« Mon ami Dahmer » de Derf Backderf

 

Dans cette BD, l’auteur revient sur ses années de collège-lycée dans les années 70 dans une petite ville de l’Ohio, non pas pour parler de sa vie mais de celle de « son ami Dahmer »…

Qui est ce Dahmer? Dans l’introduction, Derf Backderf explique qu’il porte en lui cet album depuis des années et qu’il avait envie d’écrire sur Jeff Dahmer depuis le jour où il appris en 1991 que ce dernier avait été arrêté pour des crimes atroces. En effet, Dahmer s’est révélé être un des pire serial killers des États Unis (connu sous le nom du « cannibale de Milwaukee »). Mais pour Derf Beckderf, c’était aussi un camarade de classe, un copain pendant toute sa scolarité.

L’auteur se base sur ses souvenirs personnels, sur ceux de certains amis, des professeurs, sur les dossiers du FBI, des interviews de Dahmer et il nous brosse le portrait d’un garçon solitaire, étrange, presque asocial, qui, quand il se mêle aux autres, a souvent un comportement peu adapté et qui dans ses moments plus secrets est sujet à un mal-être, dans une famille pas simple et n’osant pas assumer une homosexualité qu’il n’arrive pas à accepter.
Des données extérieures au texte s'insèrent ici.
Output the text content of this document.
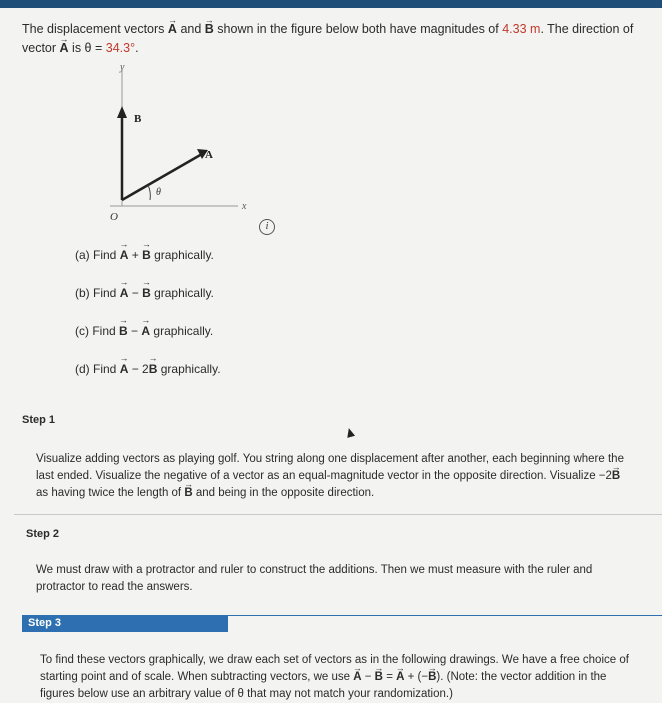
The displacement vectors → A and → B shown in the figure below both have magnitudes of 4.33 m. The direction of vector → A is θ = 34.3°.
y
x
O
B
A
θ
i
(a) Find → A + → B graphically.
(b) Find → A − → B graphically.
(c) Find → B − → A graphically.
(d) Find → A − 2→ B graphically.
Step 1
Visualize adding vectors as playing golf. You string along one displacement after another, each beginning where the last ended. Visualize the negative of a vector as an equal-magnitude vector in the opposite direction. Visualize −2→ B as having twice the length of → B and being in the opposite direction.
Step 2
We must draw with a protractor and ruler to construct the additions. Then we must measure with the ruler and protractor to read the answers.
Step 3
To find these vectors graphically, we draw each set of vectors as in the following drawings. We have a free choice of starting point and of scale. When subtracting vectors, we use → A − → B = → A + (−→ B). (Note: the vector addition in the figures below use an arbitrary value of θ that may not match your randomization.)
Il est poussé dans un univers malsain et des pulsions morbides dès l’adolescence.

Au départ, les dessins m’ont rebutée : très carrés, un peu grossiers, aux personnages un peu raides, mais en fait, ils sont parfaits pour cette histoire : ils ont une « patte » années 70 et un côté figé et étrange qui sert parfaitement l’athmosphère qui entoure le personnage de Dahmer.

J’ai trouvé que ce portrait était juste : à la fois plein du réalisme de l’insouciance et des enjeux des amitiés de garçons adolescents mais aussi la face sombre, les secrets d’une famille et d’un jeune qui se cherche et qui est étouffé par ses démons.

Je dois dire qu’en lisant cette BD, j’avais parfois froid dans le dos car j’ai déjà eu des élèves de ce style -des garçons dont on sent qu’il y a une part malsaine, pas nette, qui ont peut-être une fêlure ou en tout car un potentiel néfaste… Je me suis déjà dit « Celui-là, si un jour on me dit qu’il est devenu psychopathe, je ne serais pas étonnée… » Alors forcément, quand on lit une histoire dans laquelle ça s’est vraiment passé, ça fait peur!

D’ailleurs, la seule chose qui m’a un peu gênée, c’est quand dans la préface l’auteur dit : « J’ai tendance à croire que Dahmer n’aurait pas fini en monstre, que tous ces gens ne seraient pas morts dans des conditions aussi atroces si seulement les adultes autour de lui n’avaient pas été aussi indifférents et aussi étrangers à son cas -et c’est inexplicable, impardonnable et incompréhensible. » En effet, de mon côté, j’ai déjà suggéré à certains des parents de mes cas inquiétants qu’il serait bon que leur enfant voit un psy mais il n’y a pas eu de suite car les parents ont souvent des oeillères et on ne peut pas toujours faire quelque chose pour ces personnes… C’est d’autant plus inquiétant…

Alors une très bonne BD, un sujet fort, qui met mal à l’aise… Merci à ma Best de me l’avoir conseillée malgré mes réticences face au graphisme, je ne regrette pas!